But when we get back, I’m deflated when I realize he’s not here.

I look around, but the apartment is empty. I turn back to Todd.

“Keaton had a dinner event tonight,” is all he offers before disappearing back into the study.

A dinner event?

Like, with his brothers?

Like a date?

Oh, god. My stomach swirls at the thought of the latter. I nod, walking down the hall to the living room. I order some delivery, flip through the channels, and attempt to read the book I’ve been putting off for too long.

Finally, I can’t wait anymore.

Do you think you’ll be home soon? I send off, holding my breath. It’s almost eleven, but I can’t even think about sleeping right now. Not till I see him.

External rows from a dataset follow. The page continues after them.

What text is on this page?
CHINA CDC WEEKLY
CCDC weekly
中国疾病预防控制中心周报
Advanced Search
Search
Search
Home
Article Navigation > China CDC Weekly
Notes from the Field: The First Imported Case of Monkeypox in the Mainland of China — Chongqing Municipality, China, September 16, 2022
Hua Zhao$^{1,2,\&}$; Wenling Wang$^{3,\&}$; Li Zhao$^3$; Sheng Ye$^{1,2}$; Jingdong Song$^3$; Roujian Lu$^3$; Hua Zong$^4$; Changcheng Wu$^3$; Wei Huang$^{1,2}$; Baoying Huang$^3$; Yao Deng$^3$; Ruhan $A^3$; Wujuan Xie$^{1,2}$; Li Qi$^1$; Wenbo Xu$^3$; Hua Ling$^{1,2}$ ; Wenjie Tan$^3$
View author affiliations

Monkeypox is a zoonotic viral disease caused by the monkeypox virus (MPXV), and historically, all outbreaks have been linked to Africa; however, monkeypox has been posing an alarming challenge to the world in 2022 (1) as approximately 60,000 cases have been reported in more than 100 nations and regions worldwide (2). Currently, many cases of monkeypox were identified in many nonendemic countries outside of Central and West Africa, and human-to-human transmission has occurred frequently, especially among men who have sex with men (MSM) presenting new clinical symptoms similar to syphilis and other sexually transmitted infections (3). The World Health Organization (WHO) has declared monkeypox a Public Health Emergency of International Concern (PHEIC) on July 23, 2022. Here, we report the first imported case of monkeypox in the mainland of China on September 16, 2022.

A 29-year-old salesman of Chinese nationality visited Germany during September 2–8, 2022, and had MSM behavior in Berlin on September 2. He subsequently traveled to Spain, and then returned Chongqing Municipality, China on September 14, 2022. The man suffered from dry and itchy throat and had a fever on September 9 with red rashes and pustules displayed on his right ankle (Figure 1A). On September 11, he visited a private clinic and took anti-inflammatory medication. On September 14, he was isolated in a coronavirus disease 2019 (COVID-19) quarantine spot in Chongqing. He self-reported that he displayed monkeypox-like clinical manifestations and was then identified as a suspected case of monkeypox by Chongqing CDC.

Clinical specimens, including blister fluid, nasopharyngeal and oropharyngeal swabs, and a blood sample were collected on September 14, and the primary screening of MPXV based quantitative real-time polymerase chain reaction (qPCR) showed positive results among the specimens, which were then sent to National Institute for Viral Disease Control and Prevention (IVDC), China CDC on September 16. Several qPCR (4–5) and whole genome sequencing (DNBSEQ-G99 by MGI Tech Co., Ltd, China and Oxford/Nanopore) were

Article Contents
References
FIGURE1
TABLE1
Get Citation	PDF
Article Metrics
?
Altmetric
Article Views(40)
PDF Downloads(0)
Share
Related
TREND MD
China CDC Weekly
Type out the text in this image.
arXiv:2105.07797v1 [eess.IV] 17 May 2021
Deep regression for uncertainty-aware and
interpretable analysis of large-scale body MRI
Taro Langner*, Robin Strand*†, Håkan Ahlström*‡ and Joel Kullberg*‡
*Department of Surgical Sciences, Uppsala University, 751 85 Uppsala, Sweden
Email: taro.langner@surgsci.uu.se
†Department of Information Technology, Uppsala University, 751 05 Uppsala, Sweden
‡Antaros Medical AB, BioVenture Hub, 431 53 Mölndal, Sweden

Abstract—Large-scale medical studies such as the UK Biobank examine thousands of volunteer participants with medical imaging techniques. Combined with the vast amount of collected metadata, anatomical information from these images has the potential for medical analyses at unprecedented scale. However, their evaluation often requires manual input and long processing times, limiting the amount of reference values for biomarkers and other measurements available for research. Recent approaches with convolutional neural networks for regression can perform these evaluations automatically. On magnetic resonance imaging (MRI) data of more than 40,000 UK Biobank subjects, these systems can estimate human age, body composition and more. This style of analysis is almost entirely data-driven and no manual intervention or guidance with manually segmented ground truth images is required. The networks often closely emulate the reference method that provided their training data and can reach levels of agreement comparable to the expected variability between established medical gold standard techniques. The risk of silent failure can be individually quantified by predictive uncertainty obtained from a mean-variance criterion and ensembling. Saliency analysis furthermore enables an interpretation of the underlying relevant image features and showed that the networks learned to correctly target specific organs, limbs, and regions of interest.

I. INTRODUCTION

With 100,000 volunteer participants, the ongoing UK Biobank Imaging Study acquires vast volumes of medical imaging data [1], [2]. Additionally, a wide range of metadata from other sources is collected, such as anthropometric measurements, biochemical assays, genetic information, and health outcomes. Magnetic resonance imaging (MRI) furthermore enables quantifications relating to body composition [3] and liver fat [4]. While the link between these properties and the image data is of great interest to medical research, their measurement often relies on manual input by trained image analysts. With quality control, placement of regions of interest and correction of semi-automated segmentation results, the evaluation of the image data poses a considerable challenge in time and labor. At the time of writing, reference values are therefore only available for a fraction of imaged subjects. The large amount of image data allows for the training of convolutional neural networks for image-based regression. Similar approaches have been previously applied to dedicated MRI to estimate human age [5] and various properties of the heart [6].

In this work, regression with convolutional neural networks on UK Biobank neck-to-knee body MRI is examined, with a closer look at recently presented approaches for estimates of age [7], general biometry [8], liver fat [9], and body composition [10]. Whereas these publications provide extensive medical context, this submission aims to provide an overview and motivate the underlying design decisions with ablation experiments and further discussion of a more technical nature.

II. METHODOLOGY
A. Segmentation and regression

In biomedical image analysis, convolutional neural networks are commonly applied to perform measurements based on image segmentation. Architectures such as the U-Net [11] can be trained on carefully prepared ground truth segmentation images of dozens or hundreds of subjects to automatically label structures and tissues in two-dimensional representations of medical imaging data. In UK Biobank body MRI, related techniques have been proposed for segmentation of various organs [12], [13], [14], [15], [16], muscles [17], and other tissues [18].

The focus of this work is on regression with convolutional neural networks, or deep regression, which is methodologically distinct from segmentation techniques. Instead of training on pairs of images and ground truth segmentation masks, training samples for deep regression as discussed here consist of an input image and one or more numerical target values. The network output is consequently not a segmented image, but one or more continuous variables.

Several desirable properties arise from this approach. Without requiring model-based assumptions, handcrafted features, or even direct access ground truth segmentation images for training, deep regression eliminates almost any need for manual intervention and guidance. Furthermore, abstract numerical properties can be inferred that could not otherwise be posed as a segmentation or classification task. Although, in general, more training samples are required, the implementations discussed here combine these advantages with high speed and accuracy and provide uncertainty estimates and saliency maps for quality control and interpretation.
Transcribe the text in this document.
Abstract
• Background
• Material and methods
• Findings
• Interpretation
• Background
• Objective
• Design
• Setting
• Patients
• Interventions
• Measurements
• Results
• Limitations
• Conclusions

Not till I know if he’s okay, or if Tanner just unleashed all the hurt that I caused Keaton all those years ago and never really dealt with.

But before he can answer, I hear the front door open.

I hear him kick off his shoes, and I hear the zipper on his jacket.

I swallow and sit up on the couch, turning the volume down.

He walks into the room, and my mouth drops open.

His hair is slightly out of place, his white button-down highlighting his tan skin, and his eyes as sharp gray as ever.

The stubble on his face only accentuates his perfect features.

He is fucking devastating in the best way.

“Hey,” I say as he walks into the living room. He looks surprised to see me. I swallow, holding my breath, waiting to see if he’s sober enough to have this conversation—or any conversation.

“Hey,” he says back. “You didn’t have to wait up.”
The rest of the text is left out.